Agatha Christie La troisième fille

Il s’enquit :

— À votre avis, Monsieur Poirot, pensez-vous que vous pourrez retrouver ma fille ?

— Probablement pas aussi rapidement que le ferait la police mais néanmoins, oui, je la retrouverai.

— … Si vous la retrouvez…

— Mais si vous désirez que je réussisse, Mr Restarick, vous devez me mettre au courant de tout détail la concernant.

— … Vous connaissez tout : l’heure, le lieu, le logement où elle devait se trouver. Je puis aussi vous donner une liste de ses amis…

Poirot hocha énergiquement la tête.

— Non, non, je suggère seulement que vous me disiez la vérité.

— Pourquoi pensez-vous que je vous ai caché quelque chose ?

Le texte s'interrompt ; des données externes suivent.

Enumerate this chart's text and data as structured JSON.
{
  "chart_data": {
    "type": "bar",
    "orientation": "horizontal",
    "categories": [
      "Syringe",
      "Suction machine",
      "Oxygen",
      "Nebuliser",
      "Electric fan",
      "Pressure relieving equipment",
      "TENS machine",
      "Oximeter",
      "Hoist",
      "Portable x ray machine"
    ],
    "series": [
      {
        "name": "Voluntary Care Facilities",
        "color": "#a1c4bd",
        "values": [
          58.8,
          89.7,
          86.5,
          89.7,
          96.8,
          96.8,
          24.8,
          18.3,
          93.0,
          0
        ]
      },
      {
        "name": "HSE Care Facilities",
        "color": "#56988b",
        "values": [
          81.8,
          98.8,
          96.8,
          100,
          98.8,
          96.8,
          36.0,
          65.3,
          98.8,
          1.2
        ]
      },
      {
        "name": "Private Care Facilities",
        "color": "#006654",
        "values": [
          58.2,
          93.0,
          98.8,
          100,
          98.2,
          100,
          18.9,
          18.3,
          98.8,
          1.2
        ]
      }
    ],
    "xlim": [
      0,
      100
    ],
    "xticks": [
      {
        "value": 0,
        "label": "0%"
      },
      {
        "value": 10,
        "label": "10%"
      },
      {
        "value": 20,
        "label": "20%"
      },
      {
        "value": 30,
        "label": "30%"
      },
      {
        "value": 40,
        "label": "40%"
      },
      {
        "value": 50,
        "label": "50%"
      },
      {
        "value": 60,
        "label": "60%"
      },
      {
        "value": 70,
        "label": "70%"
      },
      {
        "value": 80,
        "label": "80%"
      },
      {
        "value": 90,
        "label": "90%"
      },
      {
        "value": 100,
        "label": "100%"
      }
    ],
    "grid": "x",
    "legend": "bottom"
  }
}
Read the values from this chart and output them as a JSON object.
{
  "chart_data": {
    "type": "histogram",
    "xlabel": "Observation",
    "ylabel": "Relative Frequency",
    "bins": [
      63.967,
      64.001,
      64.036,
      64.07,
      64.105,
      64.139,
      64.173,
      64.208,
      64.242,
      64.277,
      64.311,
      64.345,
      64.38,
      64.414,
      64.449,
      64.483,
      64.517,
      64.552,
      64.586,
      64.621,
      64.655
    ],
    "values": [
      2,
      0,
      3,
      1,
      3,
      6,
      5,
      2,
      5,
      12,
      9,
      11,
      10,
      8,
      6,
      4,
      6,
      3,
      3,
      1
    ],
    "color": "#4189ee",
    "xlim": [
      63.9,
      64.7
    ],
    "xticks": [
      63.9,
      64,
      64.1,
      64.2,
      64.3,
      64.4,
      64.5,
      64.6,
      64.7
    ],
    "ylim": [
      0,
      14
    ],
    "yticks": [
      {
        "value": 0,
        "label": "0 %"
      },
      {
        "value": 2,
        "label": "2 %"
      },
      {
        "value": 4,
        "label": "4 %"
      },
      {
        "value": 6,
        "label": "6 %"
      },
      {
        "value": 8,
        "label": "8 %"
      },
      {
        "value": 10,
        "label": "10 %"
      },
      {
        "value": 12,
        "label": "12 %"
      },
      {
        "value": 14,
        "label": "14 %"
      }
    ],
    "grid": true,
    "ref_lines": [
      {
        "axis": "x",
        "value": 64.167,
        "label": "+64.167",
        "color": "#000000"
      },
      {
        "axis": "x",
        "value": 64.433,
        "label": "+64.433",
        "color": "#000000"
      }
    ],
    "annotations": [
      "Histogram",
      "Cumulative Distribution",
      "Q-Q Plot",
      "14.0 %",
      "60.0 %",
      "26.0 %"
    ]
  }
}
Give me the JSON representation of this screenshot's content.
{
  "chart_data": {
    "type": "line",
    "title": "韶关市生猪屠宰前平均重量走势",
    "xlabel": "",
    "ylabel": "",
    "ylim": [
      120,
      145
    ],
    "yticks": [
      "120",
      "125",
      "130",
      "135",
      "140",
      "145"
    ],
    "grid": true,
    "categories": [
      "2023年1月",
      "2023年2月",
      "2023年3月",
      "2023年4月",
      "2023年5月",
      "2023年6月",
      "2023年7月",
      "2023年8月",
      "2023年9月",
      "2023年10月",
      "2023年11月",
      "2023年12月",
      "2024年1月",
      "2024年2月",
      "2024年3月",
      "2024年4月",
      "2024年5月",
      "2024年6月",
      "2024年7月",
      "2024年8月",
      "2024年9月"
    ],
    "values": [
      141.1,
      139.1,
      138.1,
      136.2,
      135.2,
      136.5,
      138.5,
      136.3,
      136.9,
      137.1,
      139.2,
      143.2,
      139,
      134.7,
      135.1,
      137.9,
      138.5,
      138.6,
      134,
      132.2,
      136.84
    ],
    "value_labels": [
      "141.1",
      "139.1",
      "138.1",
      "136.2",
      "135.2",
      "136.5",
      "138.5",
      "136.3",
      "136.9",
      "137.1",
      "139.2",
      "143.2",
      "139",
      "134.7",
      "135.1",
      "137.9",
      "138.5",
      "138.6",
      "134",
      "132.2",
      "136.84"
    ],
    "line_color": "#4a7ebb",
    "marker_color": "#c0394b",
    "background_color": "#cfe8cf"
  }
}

— Je suis sûr que vous ne m’avez pas tout confié. De quoi donc avez-vous peur ? Quels sont les faits que vous gardez pour vous… ceux que je dois connaître si je veux réussir ? Votre fille n’aime pas sa belle-mère. Bon, rien d’extraordinaire à cela. Réaction naturelle. Il est probable qu’elle vous avait sublimé secrètement, durant des années. Cela arrive souvent lorsque l’un des parents quitte le foyer et que l’enfant souffre de la séparation. Si, si, je sais de quoi je parle. Vous dites qu’un enfant oublie. C’est vrai. Votre fille peut avoir oublié en ce sens que vos traits, votre voix se sont estompés dans son souvenir. À votre image, elle a substitué une image inventée. Vous êtes parti, elle voulait que vous reveniez. Sa mère, sans aucun doute, s’est toujours refusée à parler de vous et il est possible que cela ait incité votre fille à se sentir plus proche de vous. Vous avez alors gagné la partie à ses yeux. Sa mère était là, elle lui attribua la responsabilité d’une absence dont elle souffrait. Elle s’est probablement dit quelque chose comme « daddy m’était très attaché. C’est sûrement mummy qu’il n’aimait pas ». Et de là est née une sorte d’idéalisation, une sorte de lien secret entre vous et elle. Ce qui était arrivé, n’était pas, ne pouvait pas être de la faute de son père ! Je m’y connais un peu en psychologie et je puis vous assurer que les choses se passent souvent ainsi. Lorsqu’elle a su que vous alliez revenir, bien des souvenirs exacts ou imaginaires, enfouis quelque part dans un coin de sa mémoire, se réveillèrent. Son père revenait ! Lui et elle seraient heureux, ensemble ! Elle n’a peut-être pas pensé à la belle-mère jusqu’au moment où elle l’a rencontrée et où elle devint terriblement jalouse. Autre réaction très naturelle. Elle est jalouse, d’une part parce qu’elle estime que la nouvelle Mrs Restarick lui a volé sa place, d’autre part parce que votre femme est belle et qu’elle a de l’allure, ce qui déplaît souverainement aux jeunes filles ne possédant aucune confiance en elles-mêmes. Votre fille est sans doute gauche, et sans doute aussi souffre-t-elle d’un complexe d’infériorité. Il serait donc possible qu’elle se soit mise à haïr sa jeune belle-mère, d’emblée, et avec une force dont seuls les adolescents sont capables.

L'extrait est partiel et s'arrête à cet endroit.